Malaysia bans social media accounts for children under 16
Malaysia began enforcing a ban on social media accounts for under-16s, testing whether age gates can protect children without pushing them into harder-to-watch corners online.

Malaysia’s new under-16 social media ban is now in force, putting the country at the center of a growing global push to police children’s access to major digital platforms. Services with at least 8 million users in Malaysia, including Facebook, Instagram, TikTok and YouTube, must deploy age-verification systems and prevent children younger than 16 from opening accounts, with penalties of up to 10 million ringgit, or about $2.5 million, for companies that fail to comply. Parents will not be punished if their children bypass the system.
The Malaysian Communications and Multimedia Commission said the rules sit inside the Online Safety Act 2025, or ONSA, which it says was designed to address harmful content and create a safer digital environment. The commission published the Child Protection Code and Risk Mitigation Code on May 22 after a public consultation that ran from February 12 to March 31, and said it had engaged social media platforms and other stakeholders 37 times over the previous six months. Regulators have framed the policy as a child-safety measure, not a full internet ban, and say the aim is to push platforms toward safer products and age-appropriate protections.

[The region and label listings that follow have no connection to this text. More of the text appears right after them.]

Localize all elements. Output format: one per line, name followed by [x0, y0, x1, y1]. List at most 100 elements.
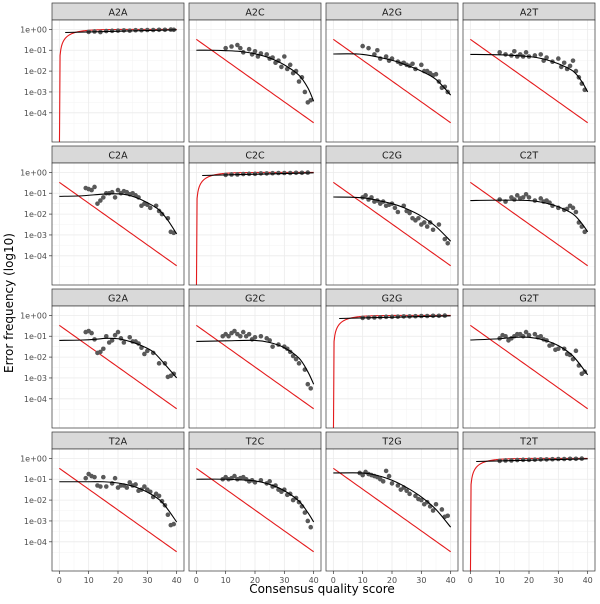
observed-point: [121, 340, 127, 345]
observed-point: [424, 224, 430, 229]
y-tick-label: 1e-03: [24, 517, 47, 526]
observed-point: [395, 209, 401, 215]
facet-panel-g2c: G2C: [188, 288, 322, 429]
y-tick-label: 1e-01: [24, 332, 47, 341]
facet-panel-t2c: T2C 0 10 20 30 40: [188, 431, 322, 585]
facet-panel-g2g: G2G: [325, 288, 459, 429]
strip-label: G2A: [108, 294, 128, 305]
strip-label: T2C: [245, 437, 265, 448]
observed-point: [92, 184, 97, 190]
observed-point: [532, 331, 538, 337]
observed-point: [235, 42, 240, 48]
fitted-error-line: [59, 337, 178, 379]
fitted-error-line: [476, 458, 588, 463]
facet-panel-t2t: T2T 0 10 20 30 40: [462, 431, 596, 585]
panel-data: [58, 27, 177, 142]
observed-point: [156, 361, 162, 366]
observed-point: [112, 475, 118, 481]
fitted-error-line: [333, 196, 452, 242]
observed-point: [282, 54, 287, 59]
observed-point: [246, 46, 252, 52]
fitted-error-line: [339, 315, 451, 320]
observed-point: [115, 329, 121, 335]
fitted-error-line: [59, 481, 178, 523]
nominal-error-line: [470, 38, 588, 124]
strip-label: A2C: [245, 8, 265, 19]
observed-point: [503, 52, 508, 57]
y-tick-label: 1e-02: [24, 496, 47, 505]
strip-label: C2A: [108, 151, 128, 162]
observed-point: [582, 229, 588, 235]
x-tick-label: 30: [553, 576, 563, 585]
y-tick-label: 1e+00: [20, 311, 47, 320]
observed-point: [308, 386, 314, 391]
strip-label: A2A: [108, 8, 128, 19]
panel-data: [196, 38, 315, 124]
panel-data: [470, 38, 589, 124]
y-tick-label: 1e-04: [24, 538, 47, 547]
observed-point: [561, 60, 567, 66]
observed-point: [380, 479, 386, 484]
observed-point: [101, 195, 106, 200]
panel-border: [188, 305, 322, 429]
facet-panel-t2a: T2A 1e+00 1e-01 1e-02 1e-03 1e-04 0 10 20 30 40: [20, 431, 185, 585]
facet-panels: A2A 1e+00 1e-01 1e-02 1e-03 1e-04 A2C A2G A2T C2A…: [20, 2, 596, 585]
observed-point: [290, 353, 296, 359]
observed-point: [223, 45, 228, 51]
observed-point: [363, 193, 368, 198]
facet-panel-a2a: A2A 1e+00 1e-01 1e-02 1e-03 1e-04: [20, 2, 185, 143]
observed-point: [95, 201, 100, 206]
observed-point: [520, 333, 526, 339]
observed-point: [419, 62, 424, 68]
y-tick-label: 1e-01: [24, 189, 47, 198]
panel-data: [196, 324, 315, 410]
strip-label: G2C: [245, 294, 265, 305]
observed-point: [103, 484, 109, 489]
observed-point: [127, 334, 133, 340]
y-tick-label: 1e-02: [24, 210, 47, 219]
facet-panel-t2g: T2G 0 10 20 30 40: [325, 431, 459, 585]
fitted-error-line: [65, 29, 177, 34]
nominal-error-line: [196, 467, 314, 553]
observed-point: [526, 332, 532, 338]
observed-point: [267, 479, 272, 484]
observed-point: [302, 89, 308, 95]
observed-point: [389, 481, 395, 486]
observed-point: [512, 48, 517, 54]
observed-point: [538, 52, 544, 57]
observed-point: [156, 208, 162, 214]
fitted-error-line: [470, 53, 589, 93]
x-axis-title: Consensus quality score: [249, 582, 395, 596]
observed-point: [439, 507, 445, 512]
observed-point: [544, 55, 549, 60]
fitted-error-line: [470, 336, 589, 376]
x-tick-label: 10: [221, 576, 231, 585]
observed-point: [109, 338, 115, 343]
observed-point: [296, 499, 302, 505]
fitted-error-line: [333, 472, 452, 528]
strip-label: C2C: [245, 151, 265, 162]
x-tick-label: 0: [331, 576, 336, 585]
observed-point: [165, 512, 171, 517]
observed-point: [150, 350, 156, 356]
observed-point: [98, 198, 103, 203]
observed-point: [293, 356, 299, 362]
y-tick-label: 1e-03: [24, 374, 47, 383]
facet-panel-a2t: A2T: [462, 2, 596, 143]
observed-point: [305, 518, 311, 524]
x-tick-label: 10: [84, 576, 94, 585]
panel-border: [462, 162, 596, 286]
observed-point: [570, 205, 576, 211]
observed-point: [570, 58, 576, 63]
observed-point: [436, 222, 442, 227]
y-tick-label: 1e+00: [20, 454, 47, 463]
facet-panel-c2t: C2T: [462, 145, 596, 286]
observed-point: [366, 45, 371, 51]
panel-data: [469, 456, 588, 571]
observed-point: [410, 61, 415, 67]
facet-panel-a2c: A2C: [188, 2, 322, 143]
x-tick-label: 40: [172, 576, 182, 585]
observed-point: [287, 62, 293, 68]
observed-point: [127, 480, 133, 485]
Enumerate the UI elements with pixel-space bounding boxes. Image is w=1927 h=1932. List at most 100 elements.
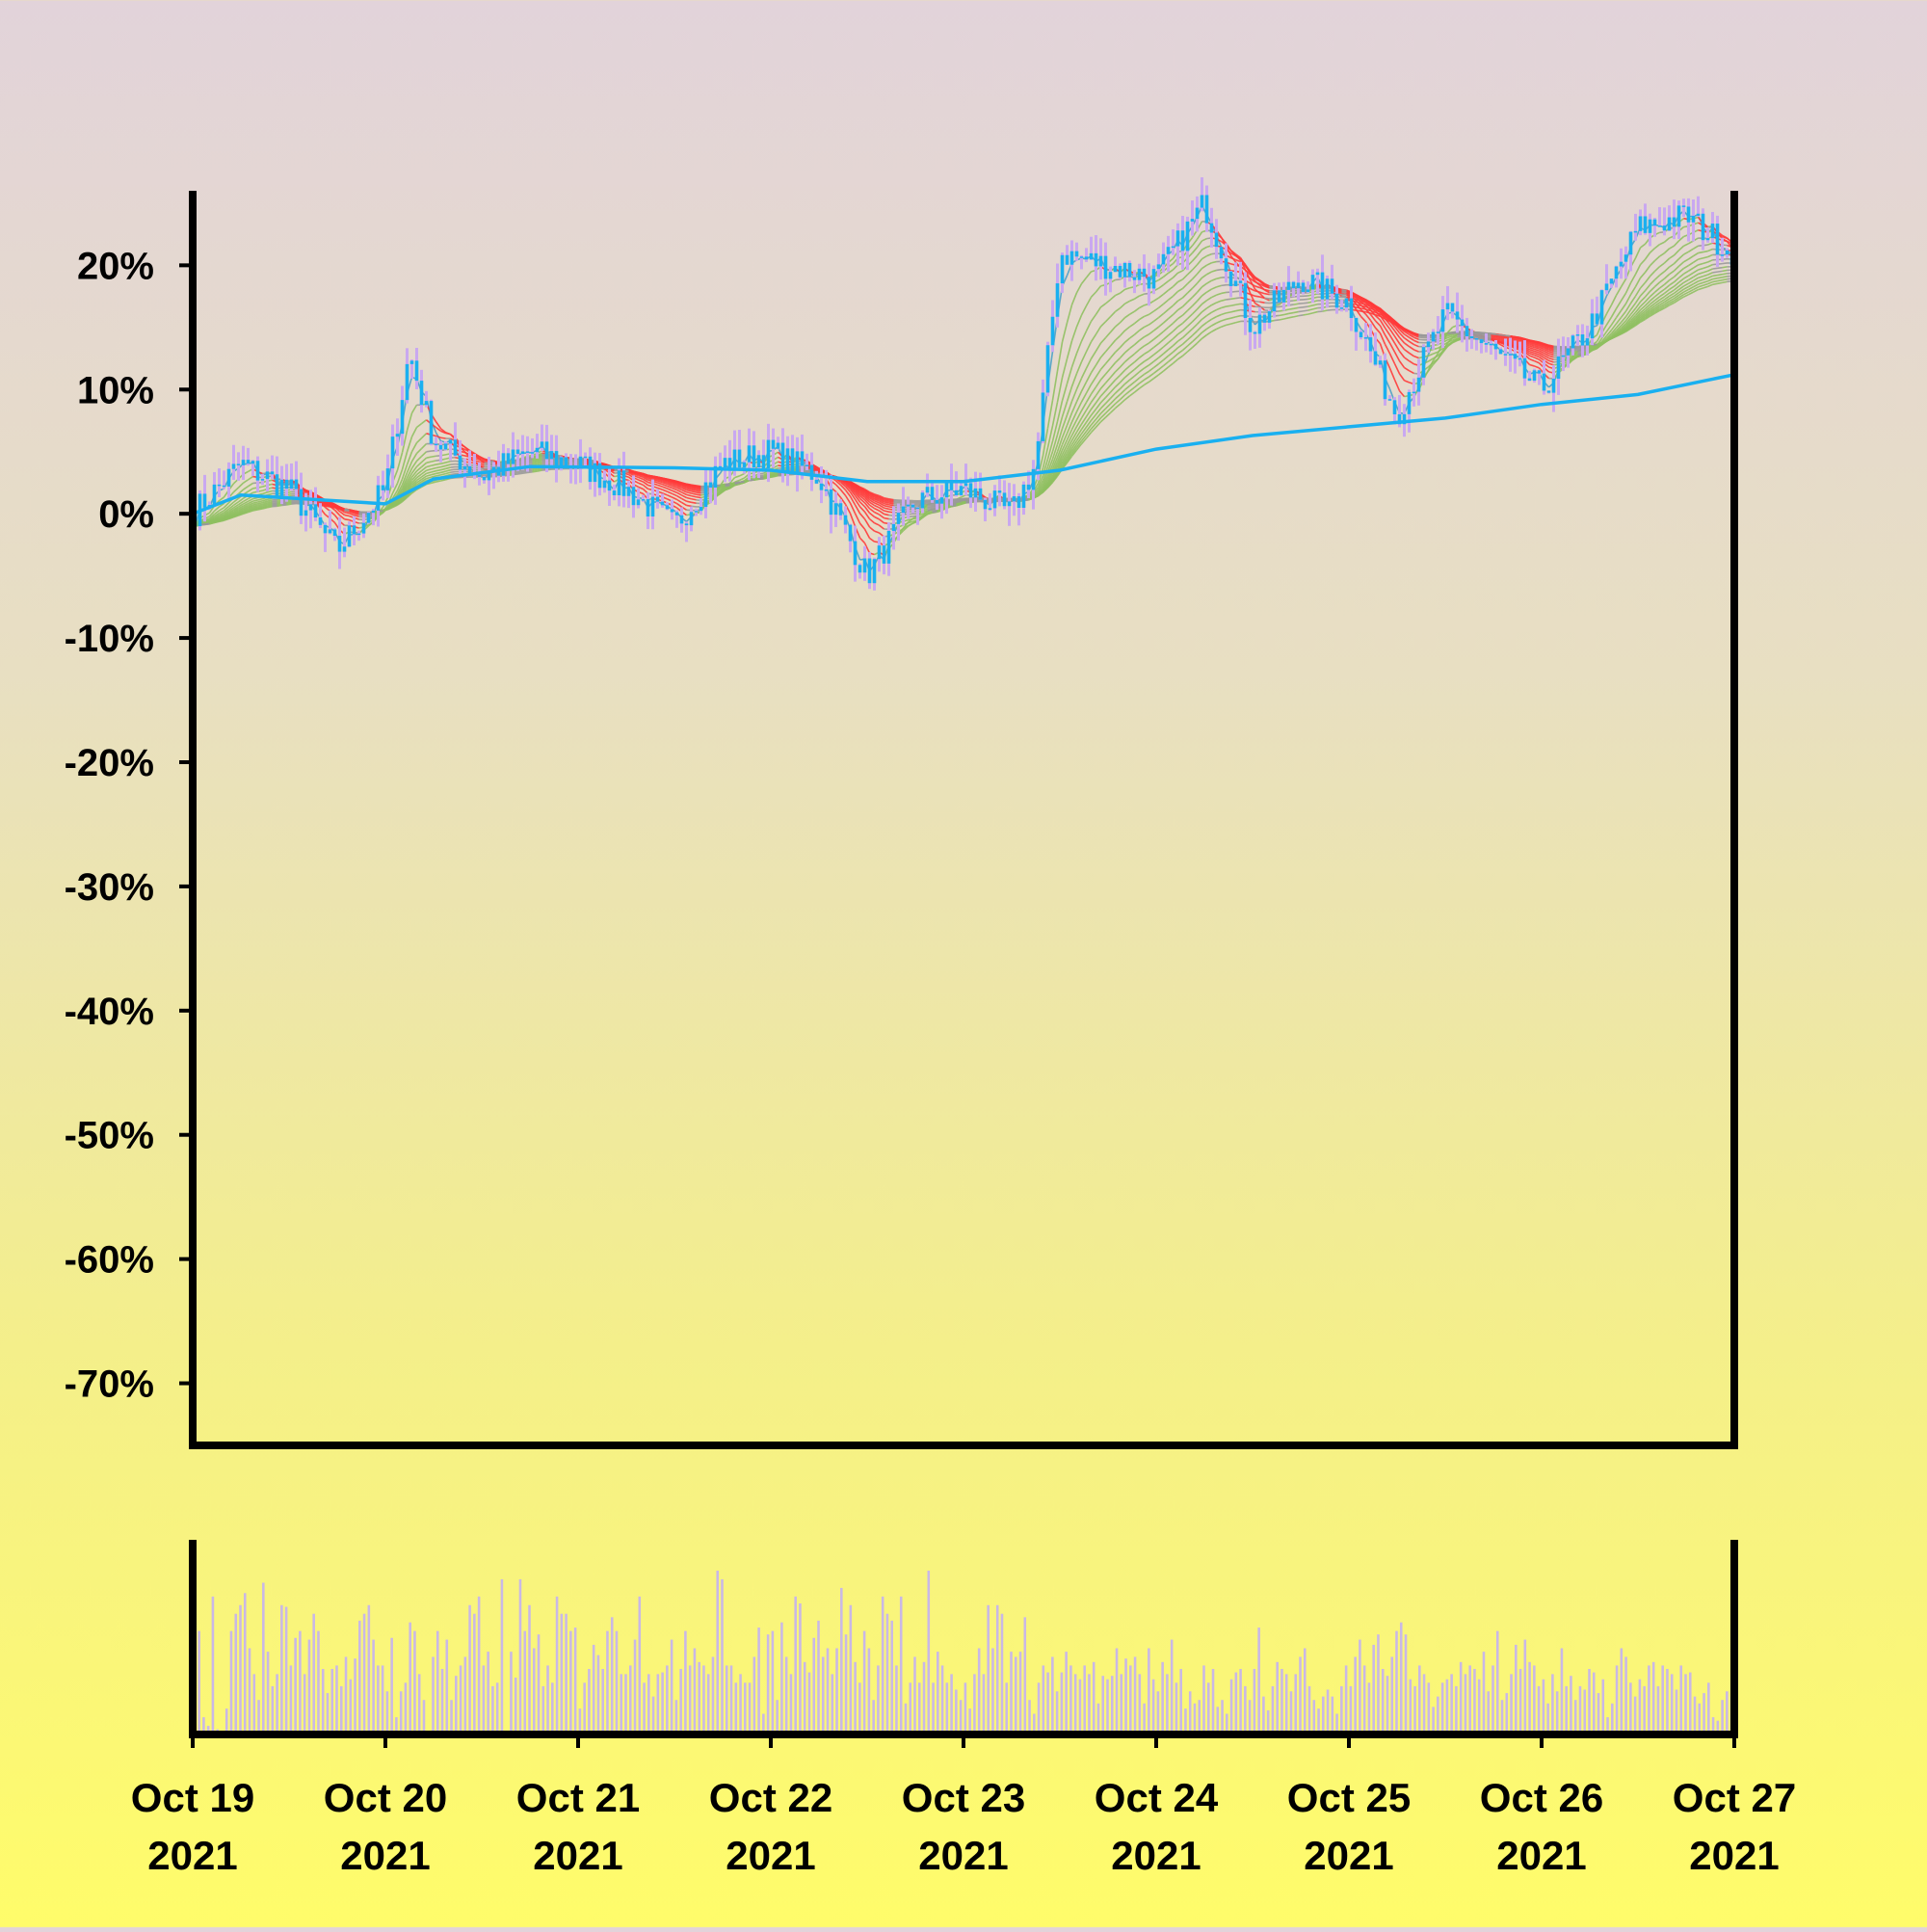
- ribbon-segment: [1125, 338, 1130, 342]
- ribbon-segment: [1207, 312, 1212, 315]
- ribbon-segment: [1708, 273, 1713, 275]
- ribbon-segment: [1405, 338, 1410, 342]
- ribbon-segment: [1694, 253, 1699, 256]
- ribbon-segment: [1405, 343, 1410, 347]
- ribbon-segment: [663, 490, 668, 491]
- ribbon-segment: [1130, 392, 1135, 396]
- ribbon-segment: [1708, 279, 1713, 281]
- ribbon-segment: [1699, 285, 1703, 287]
- ribbon-segment: [1077, 362, 1082, 374]
- ribbon-segment: [1072, 402, 1077, 413]
- ribbon-segment: [1159, 294, 1164, 298]
- ribbon-segment: [1121, 318, 1125, 323]
- ribbon-segment: [1410, 361, 1414, 364]
- ribbon-segment: [1154, 364, 1159, 368]
- ribbon-segment: [1689, 262, 1694, 265]
- ribbon-segment: [1304, 310, 1308, 311]
- ribbon-segment: [1390, 368, 1395, 380]
- ribbon-segment: [1530, 359, 1535, 361]
- ribbon-segment: [1386, 344, 1390, 354]
- ribbon-segment: [668, 479, 673, 480]
- ribbon-segment: [1260, 307, 1265, 308]
- ribbon-segment: [1106, 300, 1111, 304]
- ribbon-segment: [1641, 297, 1646, 302]
- ribbon-segment: [1694, 259, 1699, 262]
- ribbon-segment: [1159, 354, 1164, 357]
- ribbon-segment: [1106, 378, 1111, 384]
- ribbon-segment: [740, 474, 745, 476]
- ribbon-segment: [1159, 331, 1164, 335]
- ribbon-segment: [1207, 326, 1212, 329]
- ribbon-segment: [1077, 315, 1082, 327]
- ribbon-segment: [1174, 301, 1178, 305]
- ribbon-segment: [1198, 312, 1202, 317]
- ribbon-segment: [1111, 362, 1116, 368]
- ribbon-segment: [1708, 260, 1713, 262]
- ribbon-segment: [1116, 400, 1121, 404]
- ribbon-segment: [1198, 326, 1202, 331]
- ribbon-segment: [1183, 302, 1188, 306]
- ribbon-segment: [1077, 283, 1082, 292]
- ribbon-segment: [1145, 334, 1149, 337]
- ribbon-segment: [677, 492, 682, 495]
- ribbon-segment: [1535, 357, 1540, 359]
- ribbon-segment: [1665, 285, 1670, 289]
- ribbon-segment: [1111, 399, 1116, 404]
- ribbon-segment: [1255, 286, 1260, 288]
- ribbon-segment: [1121, 400, 1125, 405]
- ribbon-segment: [1684, 279, 1689, 282]
- ribbon-segment: [1607, 305, 1612, 314]
- ribbon-segment: [1140, 346, 1145, 350]
- ribbon-segment: [1087, 384, 1092, 393]
- ribbon-segment: [1193, 239, 1198, 246]
- ribbon-segment: [1116, 308, 1121, 312]
- ribbon-segment: [1636, 278, 1641, 286]
- ribbon-segment: [884, 498, 889, 499]
- ribbon-segment: [1063, 358, 1068, 378]
- ribbon-segment: [1169, 357, 1174, 361]
- ribbon-segment: [1217, 293, 1222, 295]
- ribbon-segment: [1116, 293, 1121, 295]
- ribbon-segment: [1646, 277, 1650, 283]
- ribbon-segment: [1077, 341, 1082, 354]
- ribbon-segment: [1121, 370, 1125, 375]
- ribbon-segment: [1169, 346, 1174, 350]
- ribbon-segment: [889, 505, 894, 506]
- ribbon-segment: [1111, 393, 1116, 398]
- ribbon-segment: [884, 504, 889, 505]
- ribbon-segment: [1135, 331, 1140, 334]
- ribbon-segment: [1366, 314, 1371, 320]
- ribbon-segment: [1198, 296, 1202, 301]
- ribbon-segment: [1198, 232, 1202, 240]
- ribbon-segment: [1106, 368, 1111, 374]
- ribbon-segment: [1145, 351, 1149, 354]
- ribbon-segment: [1063, 402, 1068, 417]
- ribbon-segment: [1708, 250, 1713, 251]
- ribbon-segment: [875, 523, 880, 525]
- ribbon-segment: [1116, 323, 1121, 327]
- ribbon-segment: [1718, 268, 1723, 269]
- ribbon-segment: [687, 484, 692, 485]
- ribbon-segment: [432, 464, 436, 465]
- ribbon-segment: [1405, 381, 1410, 383]
- ribbon-segment: [875, 505, 880, 507]
- ribbon-segment: [1092, 351, 1096, 358]
- ribbon-segment: [880, 515, 884, 518]
- ribbon-segment: [1125, 385, 1130, 389]
- ribbon-segment: [1178, 306, 1183, 309]
- ribbon-segment: [1188, 270, 1193, 275]
- ribbon-segment: [1174, 327, 1178, 331]
- ribbon-segment: [909, 519, 913, 520]
- ribbon-segment: [1130, 376, 1135, 380]
- ribbon-segment: [1400, 351, 1405, 357]
- ribbon-segment: [1207, 272, 1212, 275]
- ribbon-segment: [884, 511, 889, 512]
- ribbon-segment: [1121, 362, 1125, 367]
- ribbon-segment: [692, 485, 697, 486]
- ribbon-segment: [1145, 365, 1149, 368]
- ribbon-segment: [1718, 275, 1723, 276]
- ribbon-segment: [1650, 287, 1655, 292]
- ribbon-segment: [533, 468, 538, 469]
- ribbon-segment: [1289, 308, 1294, 309]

The mechanics of the ban are what make it consequential. MCMC has pressed for safety-by-design features that limit manipulative design, reduce compulsive use and force platforms to act against underage accounts and harmful material. That leaves the hardest question unanswered: how reliably can platforms verify age at scale without creating new privacy problems or encouraging families to work around the system?
That concern has already drawn criticism. ARTICLE 19 and Malaysian civil-society groups urged Prime Minister Anwar Ibrahim in April to withdraw the proposed ban, arguing that it was misguided and disproportionate and could undermine privacy and freedom of expression for adults and children alike. UNICEF Malaysia said in December that age bans alone would not keep children safe online and could have unintended consequences, including pushing children toward less regulated platforms where harm is harder to detect and report. Meta has also warned that a blanket ban could drive teens into less regulated corners of the internet, even as the company says it already offers teen accounts that limit contact, screen time and exposure to inappropriate content.
Malaysia’s move comes as Australia, Brazil and Indonesia have introduced or announced age-based restrictions or requirements, while Britain, France, Spain, Denmark, Thailand and South Korea are weighing similar steps. That makes Malaysia a real-world test of whether hard age gates can improve child safety online without simply shifting young users into harder-to-monitor spaces.